Registered report: the microRNA miR-34a inhibits prostate cancer stem cells and metastasis by directly repressing CD44

1) The first author of the original study felt that the authors of this report understand the central hypothesis of the original study, and designed/chose three major and critical experiments to support the central hypothesis. However the referee expressed concern about the rationale for choosing LAPC4 as their only model to perform the replication experiments. Using an additional model like DU145, as was done in the original study, would be important.

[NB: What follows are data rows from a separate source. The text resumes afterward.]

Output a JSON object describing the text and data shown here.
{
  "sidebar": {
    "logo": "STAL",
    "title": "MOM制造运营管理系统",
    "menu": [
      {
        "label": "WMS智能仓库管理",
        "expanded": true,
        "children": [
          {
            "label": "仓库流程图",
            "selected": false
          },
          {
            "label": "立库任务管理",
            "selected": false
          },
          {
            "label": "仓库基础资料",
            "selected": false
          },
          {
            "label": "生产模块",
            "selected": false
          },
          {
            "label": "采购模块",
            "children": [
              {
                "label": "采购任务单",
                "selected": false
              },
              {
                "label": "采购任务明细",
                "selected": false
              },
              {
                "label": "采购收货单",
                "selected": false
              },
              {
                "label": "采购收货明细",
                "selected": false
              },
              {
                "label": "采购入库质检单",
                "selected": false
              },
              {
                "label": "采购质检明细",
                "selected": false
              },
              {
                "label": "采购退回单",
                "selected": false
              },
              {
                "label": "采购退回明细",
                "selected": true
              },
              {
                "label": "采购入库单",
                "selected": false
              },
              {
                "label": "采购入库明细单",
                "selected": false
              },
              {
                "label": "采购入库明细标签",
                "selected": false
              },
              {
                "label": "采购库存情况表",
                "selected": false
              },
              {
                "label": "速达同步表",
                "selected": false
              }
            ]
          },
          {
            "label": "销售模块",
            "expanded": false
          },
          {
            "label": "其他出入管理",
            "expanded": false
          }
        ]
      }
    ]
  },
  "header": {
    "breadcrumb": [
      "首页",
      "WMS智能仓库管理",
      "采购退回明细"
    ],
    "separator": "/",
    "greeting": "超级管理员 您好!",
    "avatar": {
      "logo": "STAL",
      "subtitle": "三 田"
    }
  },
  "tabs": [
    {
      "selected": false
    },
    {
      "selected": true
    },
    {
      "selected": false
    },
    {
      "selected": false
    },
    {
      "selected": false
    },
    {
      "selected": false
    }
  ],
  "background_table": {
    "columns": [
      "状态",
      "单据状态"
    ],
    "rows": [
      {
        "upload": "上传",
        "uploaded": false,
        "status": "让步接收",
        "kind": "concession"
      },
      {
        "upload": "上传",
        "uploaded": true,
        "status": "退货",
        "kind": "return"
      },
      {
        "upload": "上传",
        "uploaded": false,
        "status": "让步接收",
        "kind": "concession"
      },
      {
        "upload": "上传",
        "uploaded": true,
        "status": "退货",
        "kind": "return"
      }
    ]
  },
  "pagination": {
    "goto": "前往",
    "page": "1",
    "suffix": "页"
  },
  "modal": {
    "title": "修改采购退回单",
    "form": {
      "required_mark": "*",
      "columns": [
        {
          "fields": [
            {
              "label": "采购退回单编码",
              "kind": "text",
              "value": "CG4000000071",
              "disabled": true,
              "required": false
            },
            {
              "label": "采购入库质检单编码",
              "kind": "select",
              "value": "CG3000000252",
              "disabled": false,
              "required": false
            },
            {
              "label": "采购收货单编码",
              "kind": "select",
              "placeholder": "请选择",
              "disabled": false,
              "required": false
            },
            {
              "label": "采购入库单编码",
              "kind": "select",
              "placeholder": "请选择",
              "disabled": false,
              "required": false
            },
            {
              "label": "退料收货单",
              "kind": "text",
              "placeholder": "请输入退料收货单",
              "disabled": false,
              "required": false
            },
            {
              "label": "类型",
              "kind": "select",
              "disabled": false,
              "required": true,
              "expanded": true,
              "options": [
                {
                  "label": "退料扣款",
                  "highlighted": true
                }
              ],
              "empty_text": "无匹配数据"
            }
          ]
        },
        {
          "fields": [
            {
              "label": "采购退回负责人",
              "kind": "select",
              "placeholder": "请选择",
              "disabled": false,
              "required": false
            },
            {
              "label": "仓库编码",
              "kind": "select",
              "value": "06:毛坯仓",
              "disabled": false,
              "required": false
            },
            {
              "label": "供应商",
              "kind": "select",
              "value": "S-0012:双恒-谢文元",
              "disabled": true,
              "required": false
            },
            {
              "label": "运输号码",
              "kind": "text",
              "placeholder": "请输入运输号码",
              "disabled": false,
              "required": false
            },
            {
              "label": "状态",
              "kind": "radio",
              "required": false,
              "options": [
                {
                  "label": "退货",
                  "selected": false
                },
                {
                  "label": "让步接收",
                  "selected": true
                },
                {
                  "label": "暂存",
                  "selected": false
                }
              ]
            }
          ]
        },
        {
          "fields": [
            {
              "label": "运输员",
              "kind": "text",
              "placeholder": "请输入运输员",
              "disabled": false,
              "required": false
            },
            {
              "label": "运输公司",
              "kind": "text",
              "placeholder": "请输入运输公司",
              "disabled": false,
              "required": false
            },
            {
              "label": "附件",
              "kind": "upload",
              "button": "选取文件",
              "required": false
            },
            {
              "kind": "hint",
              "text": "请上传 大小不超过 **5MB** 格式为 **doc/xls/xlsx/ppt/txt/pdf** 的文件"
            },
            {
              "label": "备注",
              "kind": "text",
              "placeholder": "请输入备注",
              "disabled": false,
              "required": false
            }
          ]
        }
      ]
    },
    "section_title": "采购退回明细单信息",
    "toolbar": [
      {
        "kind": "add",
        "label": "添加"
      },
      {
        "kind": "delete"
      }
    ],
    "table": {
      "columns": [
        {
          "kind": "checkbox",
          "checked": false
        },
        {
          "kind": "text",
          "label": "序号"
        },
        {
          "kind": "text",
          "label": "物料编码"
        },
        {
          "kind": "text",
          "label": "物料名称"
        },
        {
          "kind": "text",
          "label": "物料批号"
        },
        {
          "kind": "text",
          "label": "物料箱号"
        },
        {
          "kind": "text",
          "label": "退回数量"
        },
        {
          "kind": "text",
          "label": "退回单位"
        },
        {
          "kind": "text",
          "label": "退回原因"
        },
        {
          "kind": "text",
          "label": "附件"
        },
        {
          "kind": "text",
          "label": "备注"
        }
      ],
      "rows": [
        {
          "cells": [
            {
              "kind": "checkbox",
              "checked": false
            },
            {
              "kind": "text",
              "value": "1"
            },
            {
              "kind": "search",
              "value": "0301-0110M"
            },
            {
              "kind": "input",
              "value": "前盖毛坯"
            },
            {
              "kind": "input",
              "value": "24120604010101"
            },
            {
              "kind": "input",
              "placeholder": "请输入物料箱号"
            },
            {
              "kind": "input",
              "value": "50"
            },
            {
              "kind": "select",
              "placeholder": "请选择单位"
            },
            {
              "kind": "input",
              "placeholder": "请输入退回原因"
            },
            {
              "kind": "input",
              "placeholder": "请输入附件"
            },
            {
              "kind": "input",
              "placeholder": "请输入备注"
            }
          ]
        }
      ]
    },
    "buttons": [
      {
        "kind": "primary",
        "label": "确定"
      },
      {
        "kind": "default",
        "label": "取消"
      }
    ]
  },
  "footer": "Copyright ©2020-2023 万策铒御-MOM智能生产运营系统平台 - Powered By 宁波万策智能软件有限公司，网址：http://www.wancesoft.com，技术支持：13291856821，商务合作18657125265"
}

We agree that all of the experiments included in the original study are important, and choosing which experiments to replicate has been one of the great challenges of this project. The Reproducibility Project: Cancer Biology (RP:CB) aims to replicate experiments that are impactful, but does not necessarily aim to replicate all the impactful experiments in any given paper. In this case, the RP:CB core team felt that the most impactful information in Liu et al., 2011 was performed in the LAPC4 model. We also agree the DU145 model, as well as the LAPC9 model, were important in contributing to the overall conclusions, however we are attempting to identify a balance of breadth of sampling for general inference with sensible investment of resources on replication projects to determine to what extent the included experiments are reproducible. As such, we will restrict our analysis to the experiments being replicated and will not include discussion of experiments not being replicated in this study.

2) Much of the confusion about miR-34a functions stem from the drastic differences between the gain-of-function phenotypes and the loss of function phenotypes. Overexpression of miR-34a invariably gives rise to strong tumor suppressive effects in multiple cell lines, while miR-34a null in mice yield very little tumor suppressor effects in vivo. Surprisingly, a number of studies, including the one reported by Liu et al., show a strong effect of anti-34a. Thus, two of the referees would like to request experiments to reproduce some of the anti-34a experiments reported in the original study, such as Figure 1J. These experiments were central to the conclusions drawn by Liu et al:

2A) Systemic miR-34 delivery inhibits prostate cancer metastasis and extends survival (point made in Abstract and results depicted in main Figure 3B, 3D). This is a key experiment that is central to the conclusion, especially given that this work is published in Nature Medicine with an emphasis on translational relevance.

2B) Anti-miR34 antagomir increases metastasis relative to a control antagomir (Figure 1J). This is central to the claim that endogenous miR-34a antagonizes prostate cancer metastasis.

2C) CD44 is a direct target f miR-34a in prostate cancer (Figure 4D). The authors show that miR-34a reduces luciferase activity in a reporter assay and that mutagenesis of the miRNA complementary sites abolish this repression. This is another key conclusion of the paper and should be replicated.

We agree that the existing experiments only examine the effect of overexpression of miR-34a. Thus, we have added an additional experiment relating to the identification of CD44 as a target of miR-34a; Figure 4D. Please see Protocol 7 of the updated manuscript for details on this experiment.

3) Given that the sample sizes can be as small as 2 or 3 (for example, protocol 3), I suggest the investigators to pursue exploratory examination of data and possibly non-parametric comparison methods, in addition to the proposed ANOVA methods, at the time of data analysis.

Thank you for this suggestion. At the time of analysis, we will perform the Shapiro–Wilk test and generate a quantile–quantile (q–q) plot to attempt to assess the normality of the data and also perform Levene’s test to assess homoscedasiticity. If the data appears skewed, we will attempt a transformation in order to proceed with the proposed statistical analysis and possibly perform the appropriate non-parametric test. We have also updated the manuscript to address this point.